Bakers Journal

Features Technical
Technical Talk: November 2006

November 8, 2007  By Dr. John Michaelides

When the Icing Takes the Cake

Question: How do icings work, and how can I use them on baked goods without problems?

Answer: There many varieties of icings used by bakers and confectioners to enhance the appearance and taste of their products. In general, icings are characterized according to their fat content.  Flat icings contain no fat and are normally used on sweet-dough, baked goods. Icings that contain 3 to 5 per cent fat are classified as cupcake icings. A third category — cake and cream icings — contain anywhere from 10 to 25 per cent fat.

Icings are combined sugar and water systems that have a certain balance between the dissolved (liquid form) and suspended sugar crystals in the system. This balance is held in place by the addition of various ingredients such as hydrocolloids and other stabilizing components. These ingredients work in a way that will modify sugar’s ability to dissolve or re-crystallize in a water system. There are various characteristics of an icing that collectively, if achieved, result in stable icings. Such characteristics include good aerated cellular structure, the smoothness of the icing, the ability to maintain its appearance, and the ability to resist runniness, which results from liquid separation. Other characteristics include good spreading and handling under normal temperature conditions, adherence to the baked goods, and reduced run-off.
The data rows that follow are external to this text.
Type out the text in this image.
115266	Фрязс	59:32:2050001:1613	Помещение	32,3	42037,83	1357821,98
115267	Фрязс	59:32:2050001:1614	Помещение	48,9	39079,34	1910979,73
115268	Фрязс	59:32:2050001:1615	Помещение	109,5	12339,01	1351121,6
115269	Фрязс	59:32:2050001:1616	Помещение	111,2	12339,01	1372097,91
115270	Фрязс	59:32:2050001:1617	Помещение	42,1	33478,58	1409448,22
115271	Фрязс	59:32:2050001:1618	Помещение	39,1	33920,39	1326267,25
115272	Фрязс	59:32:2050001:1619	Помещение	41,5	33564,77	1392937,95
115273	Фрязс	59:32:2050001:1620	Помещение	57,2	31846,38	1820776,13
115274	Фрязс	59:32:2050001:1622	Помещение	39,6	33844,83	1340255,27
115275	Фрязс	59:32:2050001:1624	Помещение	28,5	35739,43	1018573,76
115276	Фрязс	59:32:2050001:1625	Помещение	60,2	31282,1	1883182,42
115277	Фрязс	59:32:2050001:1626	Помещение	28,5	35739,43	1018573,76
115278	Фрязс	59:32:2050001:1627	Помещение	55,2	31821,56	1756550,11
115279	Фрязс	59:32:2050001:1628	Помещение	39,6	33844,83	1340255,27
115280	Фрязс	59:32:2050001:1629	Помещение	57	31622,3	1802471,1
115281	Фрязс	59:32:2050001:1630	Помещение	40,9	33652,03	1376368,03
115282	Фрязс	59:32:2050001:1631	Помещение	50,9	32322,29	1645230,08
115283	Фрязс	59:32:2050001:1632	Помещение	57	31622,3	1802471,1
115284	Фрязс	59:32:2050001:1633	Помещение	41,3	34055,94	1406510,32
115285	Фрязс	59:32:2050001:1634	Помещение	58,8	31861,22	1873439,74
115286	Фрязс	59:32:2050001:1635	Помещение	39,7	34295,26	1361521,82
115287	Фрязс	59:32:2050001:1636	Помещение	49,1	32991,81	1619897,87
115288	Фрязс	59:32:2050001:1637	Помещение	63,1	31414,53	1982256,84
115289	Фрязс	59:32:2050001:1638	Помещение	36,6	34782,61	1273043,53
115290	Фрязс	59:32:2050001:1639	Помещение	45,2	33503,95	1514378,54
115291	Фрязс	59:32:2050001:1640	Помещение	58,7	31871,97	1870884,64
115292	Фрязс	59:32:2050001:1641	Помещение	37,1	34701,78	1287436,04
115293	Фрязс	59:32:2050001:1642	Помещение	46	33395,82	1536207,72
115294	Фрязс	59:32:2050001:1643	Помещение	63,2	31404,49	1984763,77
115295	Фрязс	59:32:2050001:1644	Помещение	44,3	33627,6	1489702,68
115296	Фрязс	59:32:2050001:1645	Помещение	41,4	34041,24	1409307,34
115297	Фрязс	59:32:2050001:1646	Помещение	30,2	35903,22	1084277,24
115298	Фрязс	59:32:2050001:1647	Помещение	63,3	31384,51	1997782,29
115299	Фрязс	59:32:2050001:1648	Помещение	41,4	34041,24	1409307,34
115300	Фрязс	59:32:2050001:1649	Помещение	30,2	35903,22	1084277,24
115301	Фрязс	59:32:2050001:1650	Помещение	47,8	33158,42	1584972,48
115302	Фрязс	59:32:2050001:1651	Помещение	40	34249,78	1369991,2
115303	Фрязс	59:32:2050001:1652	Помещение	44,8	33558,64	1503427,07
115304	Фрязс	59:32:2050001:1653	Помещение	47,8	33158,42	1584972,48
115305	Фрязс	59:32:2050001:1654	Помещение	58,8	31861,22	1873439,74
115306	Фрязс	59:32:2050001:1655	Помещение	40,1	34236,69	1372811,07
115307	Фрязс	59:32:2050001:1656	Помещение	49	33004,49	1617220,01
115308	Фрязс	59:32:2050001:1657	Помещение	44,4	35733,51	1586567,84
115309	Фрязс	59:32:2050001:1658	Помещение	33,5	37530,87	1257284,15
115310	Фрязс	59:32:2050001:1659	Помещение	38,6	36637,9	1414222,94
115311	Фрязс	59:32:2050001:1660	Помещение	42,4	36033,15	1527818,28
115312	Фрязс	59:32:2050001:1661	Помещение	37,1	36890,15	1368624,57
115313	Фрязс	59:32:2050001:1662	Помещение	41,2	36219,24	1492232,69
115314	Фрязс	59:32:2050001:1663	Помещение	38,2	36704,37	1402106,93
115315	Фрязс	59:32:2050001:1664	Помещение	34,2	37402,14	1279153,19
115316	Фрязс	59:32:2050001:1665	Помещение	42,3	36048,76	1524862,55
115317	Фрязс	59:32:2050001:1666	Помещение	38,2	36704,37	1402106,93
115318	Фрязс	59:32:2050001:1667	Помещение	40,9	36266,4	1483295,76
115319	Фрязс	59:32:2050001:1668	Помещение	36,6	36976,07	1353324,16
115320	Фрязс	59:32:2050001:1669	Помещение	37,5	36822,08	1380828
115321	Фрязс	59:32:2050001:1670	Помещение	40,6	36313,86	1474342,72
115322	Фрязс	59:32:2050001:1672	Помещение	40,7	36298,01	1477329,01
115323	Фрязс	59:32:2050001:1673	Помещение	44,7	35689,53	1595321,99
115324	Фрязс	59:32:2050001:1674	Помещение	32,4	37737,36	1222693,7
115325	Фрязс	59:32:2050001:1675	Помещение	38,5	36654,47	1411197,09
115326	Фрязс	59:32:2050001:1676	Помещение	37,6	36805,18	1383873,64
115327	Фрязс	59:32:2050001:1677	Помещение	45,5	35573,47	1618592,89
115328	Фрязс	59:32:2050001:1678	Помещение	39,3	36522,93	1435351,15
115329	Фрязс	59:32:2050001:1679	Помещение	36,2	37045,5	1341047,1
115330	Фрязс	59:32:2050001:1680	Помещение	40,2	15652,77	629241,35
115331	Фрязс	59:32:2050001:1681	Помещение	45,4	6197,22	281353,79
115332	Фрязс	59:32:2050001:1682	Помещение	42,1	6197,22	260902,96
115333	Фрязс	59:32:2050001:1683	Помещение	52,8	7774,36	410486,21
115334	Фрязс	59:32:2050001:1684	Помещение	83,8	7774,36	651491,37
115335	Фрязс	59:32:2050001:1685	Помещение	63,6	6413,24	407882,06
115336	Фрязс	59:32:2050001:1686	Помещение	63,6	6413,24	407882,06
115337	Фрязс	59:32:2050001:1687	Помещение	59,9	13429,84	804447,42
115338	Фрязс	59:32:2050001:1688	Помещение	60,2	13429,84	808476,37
Stable icings under their normal storage have the ability to retain a constant amount of moisture without losing or absorbing water from their surrounding storage environment. Thus, a stable icing will maintain its structure, glossy appearance, and colour, and will not become gritty during normal shelf life.
In order to achieve these characteristics, various gums and other ingredients are used to improve gelling, suspension, emulsifying, and film forming for the icing system.


The type of sugar used in the different types of icings varies according to the desired characteristics. The most common sugar used is sucrose.  Dextrose, corn syrup or invert sugars are used in very low levels when a glossy appearance to the finished product is desired. These sweeteners have high humectant properties, or the ability to absorb water from their surroundings — forming a thin film of syrup on the surface, giving a shiny glossy appearance.

Another important ingredient used in icings is fat or shortening.  The amount of fat used depends on the type of the icing ranging from 0 to 25 per cent.  Other ingredients may contribute to the fat content of the icing. For example, when chocolate is used, the fat content of the chocolate should be taken into consideration.  For the same reason, when butter is used, the flavour contribution to the overall taste should be taken into account, and the salt content should be included in the total calculation of the formula. In some cases, fully hydrogenated shortenings with high melting points are used in small amounts in order to speed up the drying and help stabilize the icings at room temperature. When you require the reduction of the consistency of an icing that contains fat, you should use simple syrup containing higher amounts of sugar than water in order to avoid further dissolving the sugar in the icing.  The consistency of an icing can also be reduced by simply raising its temperature.

Water is a very important ingredient in icings. It serves as the solvent medium for the sugar. In the process of making icings, the amount of water controls how much sugar is dissolved and how much remains in the crystal form.  It provides the desirable balance in stabilizing the icing at a given temperature of storage. The amount of water is so critical that very small increases can result in sufficient imbalance of the ratio of the syrup to undissolved sugar to cause weeping and melting. Another function of the water is helping hydrate other ingredients in the icing, such as gums and other stabilizing agents, enhancing their functionality. 
Eggs and milk are used as functional ingredients in icings as well. Eggs are used as whole, yolk or whites. Egg whites are used to assist the foaming and provide good volume and strength for the icing. They will also prevent bleeding and watering out.  Milk ingredients are recommended in the dry form in order to avoid the extra water.

Many types of icing stabilizers are available to assist in maintaining the desired shelf life. A stable icing will resist syneresis, sugar re-crystallization, moisture loss and hardening – allowing it to maintain its structure and consistency. The various stabilizers are available individually or in blends designed for the different types of icings. Special attention should be given to the selection of such ingredients when the icings will be subjected to freezing.

Many ingredients can be used in icings to perform different functions. Calcium sulfate and calcium carbonate are used for their buffering capacity to reduce shifts in pH. Mono- and di-glycerides are used as emulsifiers for various shortenings. Titanium oxide is also used as a whitening agent in some blends of icings.

Icings are complex systems that require a careful selection and blending of ingredients, as well as preparation procedures, in order to achieve the desired stable and appealing product.